La jeunesse de Bookchin nous paraît moins critiquable en soi que Abbey dans la force de l’âge et on peine à comprendre comment, par honnêteté intellectuelle, on peut condamner l’un et absoudre l’autre. Bookchin ne « glapit » pas (comme cité cette fois dans la description de Garcia) par simple opportunisme ou mauvais caractère, mais parce qu’Abbey décrit les immigrants comme « moralement, culturellement et génétiquement inférieurs » [2].

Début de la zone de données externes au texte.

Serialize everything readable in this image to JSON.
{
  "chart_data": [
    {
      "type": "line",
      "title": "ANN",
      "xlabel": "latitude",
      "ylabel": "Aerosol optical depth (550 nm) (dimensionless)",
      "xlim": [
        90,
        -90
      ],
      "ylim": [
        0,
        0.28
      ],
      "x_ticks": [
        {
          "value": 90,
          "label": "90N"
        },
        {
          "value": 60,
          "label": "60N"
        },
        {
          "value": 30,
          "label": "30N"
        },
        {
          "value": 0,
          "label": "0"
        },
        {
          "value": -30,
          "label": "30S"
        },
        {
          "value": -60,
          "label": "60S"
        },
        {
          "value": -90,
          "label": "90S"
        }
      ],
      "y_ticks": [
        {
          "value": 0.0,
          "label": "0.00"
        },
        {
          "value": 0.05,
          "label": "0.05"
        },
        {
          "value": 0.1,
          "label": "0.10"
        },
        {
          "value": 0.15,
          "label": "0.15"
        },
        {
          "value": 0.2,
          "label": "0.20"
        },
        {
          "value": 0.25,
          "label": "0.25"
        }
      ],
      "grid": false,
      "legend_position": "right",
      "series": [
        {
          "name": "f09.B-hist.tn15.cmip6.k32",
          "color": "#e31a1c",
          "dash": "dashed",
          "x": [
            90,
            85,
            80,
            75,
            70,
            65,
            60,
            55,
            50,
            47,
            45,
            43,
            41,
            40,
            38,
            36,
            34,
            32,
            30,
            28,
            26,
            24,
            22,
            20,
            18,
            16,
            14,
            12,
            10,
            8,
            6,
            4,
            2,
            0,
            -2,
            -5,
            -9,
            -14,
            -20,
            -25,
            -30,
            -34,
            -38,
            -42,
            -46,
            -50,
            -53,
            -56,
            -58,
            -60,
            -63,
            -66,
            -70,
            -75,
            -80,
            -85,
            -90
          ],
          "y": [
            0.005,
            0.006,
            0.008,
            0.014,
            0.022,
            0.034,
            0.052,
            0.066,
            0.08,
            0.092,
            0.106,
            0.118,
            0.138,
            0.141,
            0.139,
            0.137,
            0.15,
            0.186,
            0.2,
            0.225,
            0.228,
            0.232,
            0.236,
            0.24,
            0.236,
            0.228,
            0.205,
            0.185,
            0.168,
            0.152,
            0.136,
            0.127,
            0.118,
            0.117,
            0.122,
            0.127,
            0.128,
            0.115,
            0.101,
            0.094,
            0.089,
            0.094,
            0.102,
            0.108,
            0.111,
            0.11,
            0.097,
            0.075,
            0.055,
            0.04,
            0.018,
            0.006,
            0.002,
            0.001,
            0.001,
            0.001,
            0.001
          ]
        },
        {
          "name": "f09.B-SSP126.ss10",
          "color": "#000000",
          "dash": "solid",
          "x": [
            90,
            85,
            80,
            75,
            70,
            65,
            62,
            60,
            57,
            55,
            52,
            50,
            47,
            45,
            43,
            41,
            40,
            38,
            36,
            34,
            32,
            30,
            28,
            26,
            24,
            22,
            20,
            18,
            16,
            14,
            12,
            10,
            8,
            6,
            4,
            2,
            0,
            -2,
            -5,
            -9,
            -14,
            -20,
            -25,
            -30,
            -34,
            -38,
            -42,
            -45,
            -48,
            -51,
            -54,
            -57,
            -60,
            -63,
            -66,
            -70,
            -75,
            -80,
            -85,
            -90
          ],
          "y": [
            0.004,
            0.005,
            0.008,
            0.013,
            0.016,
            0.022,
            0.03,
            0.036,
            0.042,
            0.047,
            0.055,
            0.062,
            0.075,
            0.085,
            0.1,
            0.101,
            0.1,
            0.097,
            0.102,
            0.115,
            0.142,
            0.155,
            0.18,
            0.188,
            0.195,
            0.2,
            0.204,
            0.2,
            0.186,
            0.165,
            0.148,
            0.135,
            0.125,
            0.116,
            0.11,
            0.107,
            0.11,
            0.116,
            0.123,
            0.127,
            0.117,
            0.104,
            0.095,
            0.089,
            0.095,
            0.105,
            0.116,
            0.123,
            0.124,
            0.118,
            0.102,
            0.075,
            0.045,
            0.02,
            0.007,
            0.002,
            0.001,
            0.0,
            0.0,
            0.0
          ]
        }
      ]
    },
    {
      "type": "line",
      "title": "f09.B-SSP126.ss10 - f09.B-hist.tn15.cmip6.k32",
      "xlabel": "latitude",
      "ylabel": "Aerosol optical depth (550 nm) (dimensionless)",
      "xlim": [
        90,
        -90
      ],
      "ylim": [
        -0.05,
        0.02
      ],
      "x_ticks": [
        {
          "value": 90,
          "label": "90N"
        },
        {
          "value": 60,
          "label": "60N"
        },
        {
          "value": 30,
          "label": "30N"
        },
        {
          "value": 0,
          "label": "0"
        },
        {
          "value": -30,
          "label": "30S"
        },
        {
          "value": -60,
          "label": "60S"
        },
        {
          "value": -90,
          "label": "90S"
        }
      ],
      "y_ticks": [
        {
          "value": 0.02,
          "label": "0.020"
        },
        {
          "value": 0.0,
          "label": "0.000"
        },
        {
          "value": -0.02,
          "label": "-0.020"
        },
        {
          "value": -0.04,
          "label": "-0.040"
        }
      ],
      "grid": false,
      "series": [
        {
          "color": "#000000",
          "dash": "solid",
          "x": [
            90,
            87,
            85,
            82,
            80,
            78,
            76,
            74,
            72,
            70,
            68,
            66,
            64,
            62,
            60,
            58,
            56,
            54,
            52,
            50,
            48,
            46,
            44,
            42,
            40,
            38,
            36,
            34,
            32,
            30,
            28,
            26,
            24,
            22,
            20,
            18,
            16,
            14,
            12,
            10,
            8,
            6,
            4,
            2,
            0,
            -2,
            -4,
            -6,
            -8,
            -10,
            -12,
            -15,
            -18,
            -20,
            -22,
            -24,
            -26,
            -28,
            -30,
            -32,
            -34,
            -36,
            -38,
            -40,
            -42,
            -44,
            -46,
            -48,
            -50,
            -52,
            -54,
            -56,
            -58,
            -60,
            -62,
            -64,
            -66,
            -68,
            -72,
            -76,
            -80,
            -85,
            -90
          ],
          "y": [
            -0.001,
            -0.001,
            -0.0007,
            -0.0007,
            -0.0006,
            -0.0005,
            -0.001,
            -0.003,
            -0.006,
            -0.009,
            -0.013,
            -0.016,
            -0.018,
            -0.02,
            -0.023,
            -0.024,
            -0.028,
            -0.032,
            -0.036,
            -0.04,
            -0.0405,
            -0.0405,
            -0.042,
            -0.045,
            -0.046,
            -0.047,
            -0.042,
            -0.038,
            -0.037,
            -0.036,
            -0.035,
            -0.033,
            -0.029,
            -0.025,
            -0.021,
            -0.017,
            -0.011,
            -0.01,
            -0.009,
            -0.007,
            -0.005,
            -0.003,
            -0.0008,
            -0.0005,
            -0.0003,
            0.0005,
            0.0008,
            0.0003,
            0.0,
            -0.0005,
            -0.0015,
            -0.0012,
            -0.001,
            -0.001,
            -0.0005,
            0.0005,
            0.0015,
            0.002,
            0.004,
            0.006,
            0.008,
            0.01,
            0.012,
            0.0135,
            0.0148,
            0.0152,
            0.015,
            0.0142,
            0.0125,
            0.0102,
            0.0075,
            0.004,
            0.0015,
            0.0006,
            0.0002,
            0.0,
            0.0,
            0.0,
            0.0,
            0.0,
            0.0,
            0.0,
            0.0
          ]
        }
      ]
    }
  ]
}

Abbey n’a pas à être applaudi comme « anarchiste indemne de toute séquelle communiste ». Ses séquelles, malheureusement, sont bien d’un autre bord. Oui, Edward Abbey a eu d’autres textes plus intéressants que celui cité ici et on reconnaîtra leurs apports, mais sans chercher à le faire passer pour un gai luron et rire avec lui de ses critiques. On reconnaîtra de même à Bookchin ses défauts, ses changements idéologiques (aussi une preuve d’intelligence), la caricature de ses opposants, sa condescendance parfois. Mais Bookchin n’a jamais perdu son humanisme en chemin et a pris sur lui de s’opposer ouvertement à qui oubliait ces fondements sociaux. La réputation qu’on lui fait a beaucoup pâti de ses coups de gueule, c’est un fait. Mais ont-ils été pourtant toujours vains et dénués de fondements ?
Sur le fond comme sur la forme, la présentation introductive, partielle et partiale, à ces deux pièces est entachée de honte. Oui, Bookchin a critiqué Abbey, et il a bien fait. D’autres auraient dû et devraient encore lui emboîter le pas comme face à toute vision écologiste qui tendrait vers les dérives les plus immondes.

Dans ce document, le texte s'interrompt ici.